Titaniam is the pre-eminent provider of encryption based data proyection solution for a variety of data stores. Titaniam protects your valuable data with FIPS 140-2 encryption and patent-pending searchable encryption.

Titaniam S3 Proxy adds client-side encryption to all the objects in your S3 bucket. Your client applications will send S3 requests to Titaniam Proxy instead of calling AWS S3 directly. Titaniam Proxy will intercept just the GET and PUT calls. With PUT calls, Titaniam will encrypt the payload (object) before calling the S3 APIs and with GET Titaniam will decrypt the payload and send it to the client.

From the client side there will be no impact except changing the URL, which could also be accomplished by making DNS changes to your network (i.e. zero client-side impact).

Titaniam will derive a unique encryption key for each object. So even if your encryptoin key is compromised, noone can decrypt the objects stored in S3.

AWS S3 offers a few encryption choices such as SSE-S3 and SSE-KMS. These add encryption when the data is written to the storage media. It prevents AWS data center employees from seeing the data in clear text. But they do not prevent your own AWS admininstrators from seeing the data in clear text.

Titaniam Proxy adds a client-side encryption, so the data is encrypted before even it reaches S3. So your data in S3 will not be visible even to your AWS administrators unless they also go through the Titaniam Proxy.

Titaniam's encryption is FIPS 140-2 certified by NIST. This puts the offering to an exactong set of rigor- including key zerozation, granular key derivation using HKDF functions, zero-downtime key rotation job etc. Things that just do not existing in any other offering.

On top of the all that Titaniam allows you to add privacy controls when data is released. This is relevant when you are storing structured data on S3 (like .json files) to build data lakes. When releasing a structured data file Titaniam allows you to choose between privacy preserving data types such as - masking, format-preserving encryption (ff1), encryption, hashing etc.

Performance wise, Titaniam adds very little (imperceptible) overhead to the reads and writes. And Titnaiam Proxy can be deployed with scale out architecture - on AWS ECS or EKS or Fargate to meet with variations in demand.

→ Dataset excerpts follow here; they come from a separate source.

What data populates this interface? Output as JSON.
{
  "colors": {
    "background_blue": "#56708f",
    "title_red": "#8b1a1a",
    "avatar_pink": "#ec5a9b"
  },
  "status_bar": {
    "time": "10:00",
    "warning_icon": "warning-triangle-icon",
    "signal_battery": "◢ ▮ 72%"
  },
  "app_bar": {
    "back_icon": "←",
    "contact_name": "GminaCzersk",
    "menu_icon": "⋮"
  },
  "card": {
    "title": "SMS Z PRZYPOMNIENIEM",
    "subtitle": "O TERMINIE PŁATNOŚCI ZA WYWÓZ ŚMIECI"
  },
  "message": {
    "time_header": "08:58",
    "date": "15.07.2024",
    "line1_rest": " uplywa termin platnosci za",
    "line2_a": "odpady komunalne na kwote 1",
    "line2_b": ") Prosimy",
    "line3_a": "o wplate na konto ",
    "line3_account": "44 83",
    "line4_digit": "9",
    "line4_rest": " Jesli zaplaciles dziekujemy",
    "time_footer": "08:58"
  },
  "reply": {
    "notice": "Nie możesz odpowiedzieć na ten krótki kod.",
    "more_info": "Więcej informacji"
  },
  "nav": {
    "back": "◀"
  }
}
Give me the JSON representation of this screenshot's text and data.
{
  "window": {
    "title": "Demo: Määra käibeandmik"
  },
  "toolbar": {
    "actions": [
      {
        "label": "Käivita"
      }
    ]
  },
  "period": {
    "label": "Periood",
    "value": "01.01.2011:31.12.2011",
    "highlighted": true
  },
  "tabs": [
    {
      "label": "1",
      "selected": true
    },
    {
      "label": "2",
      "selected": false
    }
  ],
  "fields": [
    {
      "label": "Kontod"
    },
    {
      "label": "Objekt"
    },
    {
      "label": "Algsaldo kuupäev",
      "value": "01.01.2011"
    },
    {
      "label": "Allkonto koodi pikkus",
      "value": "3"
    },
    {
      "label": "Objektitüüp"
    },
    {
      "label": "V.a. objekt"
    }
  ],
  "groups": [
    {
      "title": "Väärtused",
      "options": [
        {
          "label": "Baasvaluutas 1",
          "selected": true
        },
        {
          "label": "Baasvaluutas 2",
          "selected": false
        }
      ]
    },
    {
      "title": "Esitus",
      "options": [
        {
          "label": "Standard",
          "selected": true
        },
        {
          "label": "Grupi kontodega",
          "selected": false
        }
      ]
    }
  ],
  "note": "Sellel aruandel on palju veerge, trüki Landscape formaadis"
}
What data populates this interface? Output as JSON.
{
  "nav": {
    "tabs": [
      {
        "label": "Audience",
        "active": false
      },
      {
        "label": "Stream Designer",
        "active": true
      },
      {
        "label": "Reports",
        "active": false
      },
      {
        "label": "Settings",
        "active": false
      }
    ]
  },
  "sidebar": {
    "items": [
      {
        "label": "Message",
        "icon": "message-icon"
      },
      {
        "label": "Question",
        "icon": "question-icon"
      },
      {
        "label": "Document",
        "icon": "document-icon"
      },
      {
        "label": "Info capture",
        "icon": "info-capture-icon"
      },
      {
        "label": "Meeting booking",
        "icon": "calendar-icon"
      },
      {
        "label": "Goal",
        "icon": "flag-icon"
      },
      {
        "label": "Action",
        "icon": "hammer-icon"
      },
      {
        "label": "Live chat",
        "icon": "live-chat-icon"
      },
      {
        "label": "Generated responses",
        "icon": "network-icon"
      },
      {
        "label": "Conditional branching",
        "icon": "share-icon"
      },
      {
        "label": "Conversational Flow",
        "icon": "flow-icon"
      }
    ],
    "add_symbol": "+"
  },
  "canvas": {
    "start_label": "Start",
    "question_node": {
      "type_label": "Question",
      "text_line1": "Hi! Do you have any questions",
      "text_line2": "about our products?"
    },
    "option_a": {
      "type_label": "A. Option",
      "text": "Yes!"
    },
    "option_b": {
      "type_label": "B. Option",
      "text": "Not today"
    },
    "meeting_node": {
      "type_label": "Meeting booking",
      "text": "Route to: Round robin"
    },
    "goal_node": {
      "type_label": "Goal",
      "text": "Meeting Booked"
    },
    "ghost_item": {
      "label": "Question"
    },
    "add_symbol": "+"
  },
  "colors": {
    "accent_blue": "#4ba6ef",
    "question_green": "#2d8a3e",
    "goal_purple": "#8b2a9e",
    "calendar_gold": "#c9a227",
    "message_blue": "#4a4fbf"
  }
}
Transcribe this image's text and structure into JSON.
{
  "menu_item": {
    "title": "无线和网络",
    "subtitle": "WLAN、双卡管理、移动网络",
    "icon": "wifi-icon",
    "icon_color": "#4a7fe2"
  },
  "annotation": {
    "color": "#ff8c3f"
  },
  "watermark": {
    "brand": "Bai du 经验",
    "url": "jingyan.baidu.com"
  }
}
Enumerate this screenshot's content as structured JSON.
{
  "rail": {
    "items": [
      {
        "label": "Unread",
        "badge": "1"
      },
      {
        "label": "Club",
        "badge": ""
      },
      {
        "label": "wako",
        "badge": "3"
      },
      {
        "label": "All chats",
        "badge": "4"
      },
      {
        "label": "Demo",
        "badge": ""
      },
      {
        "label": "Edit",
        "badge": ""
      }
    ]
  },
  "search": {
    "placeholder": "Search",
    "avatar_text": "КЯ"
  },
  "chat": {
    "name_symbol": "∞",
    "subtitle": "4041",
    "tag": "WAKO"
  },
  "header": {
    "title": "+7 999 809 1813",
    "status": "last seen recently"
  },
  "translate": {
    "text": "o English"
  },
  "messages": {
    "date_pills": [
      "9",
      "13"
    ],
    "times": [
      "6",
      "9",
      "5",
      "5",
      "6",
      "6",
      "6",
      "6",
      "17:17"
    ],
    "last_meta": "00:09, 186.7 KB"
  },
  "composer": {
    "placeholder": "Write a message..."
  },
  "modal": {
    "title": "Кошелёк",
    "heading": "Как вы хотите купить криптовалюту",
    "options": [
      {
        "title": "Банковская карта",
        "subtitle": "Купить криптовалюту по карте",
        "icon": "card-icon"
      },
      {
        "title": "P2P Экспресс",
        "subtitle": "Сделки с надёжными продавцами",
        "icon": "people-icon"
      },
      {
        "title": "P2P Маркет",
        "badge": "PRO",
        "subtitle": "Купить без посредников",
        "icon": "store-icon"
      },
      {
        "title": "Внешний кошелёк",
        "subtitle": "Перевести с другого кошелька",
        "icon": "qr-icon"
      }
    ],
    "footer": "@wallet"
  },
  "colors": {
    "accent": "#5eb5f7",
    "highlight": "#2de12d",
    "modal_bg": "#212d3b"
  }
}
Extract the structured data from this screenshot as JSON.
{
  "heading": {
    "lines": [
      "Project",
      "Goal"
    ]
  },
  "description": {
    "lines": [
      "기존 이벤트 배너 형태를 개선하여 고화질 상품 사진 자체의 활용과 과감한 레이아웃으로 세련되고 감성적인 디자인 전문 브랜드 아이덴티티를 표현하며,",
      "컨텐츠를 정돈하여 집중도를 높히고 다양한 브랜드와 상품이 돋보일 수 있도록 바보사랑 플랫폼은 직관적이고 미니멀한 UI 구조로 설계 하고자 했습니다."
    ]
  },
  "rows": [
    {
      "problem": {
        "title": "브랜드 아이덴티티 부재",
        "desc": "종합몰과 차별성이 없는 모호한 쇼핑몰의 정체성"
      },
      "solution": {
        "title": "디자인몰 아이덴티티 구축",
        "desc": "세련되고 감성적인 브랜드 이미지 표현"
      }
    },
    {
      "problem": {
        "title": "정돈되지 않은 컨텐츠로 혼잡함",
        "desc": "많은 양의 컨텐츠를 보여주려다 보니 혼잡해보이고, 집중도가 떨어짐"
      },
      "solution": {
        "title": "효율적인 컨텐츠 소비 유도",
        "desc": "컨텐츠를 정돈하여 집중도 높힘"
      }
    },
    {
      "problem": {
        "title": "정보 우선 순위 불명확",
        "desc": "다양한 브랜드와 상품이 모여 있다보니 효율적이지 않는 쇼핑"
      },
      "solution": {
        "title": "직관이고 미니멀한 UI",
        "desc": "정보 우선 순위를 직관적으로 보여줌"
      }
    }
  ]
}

If you are a SaaS provider running your application AWS, chances are you store data belonging to multiple clients. Titaniam allows you to offer BYOK/ HYOK (Bring/ Hold) to your customers. In short you can allow each of your customers to supply and control the encryption keys for their data that is held by you. Your customers can turn off your access to their encryption keys without interrupting your other customers.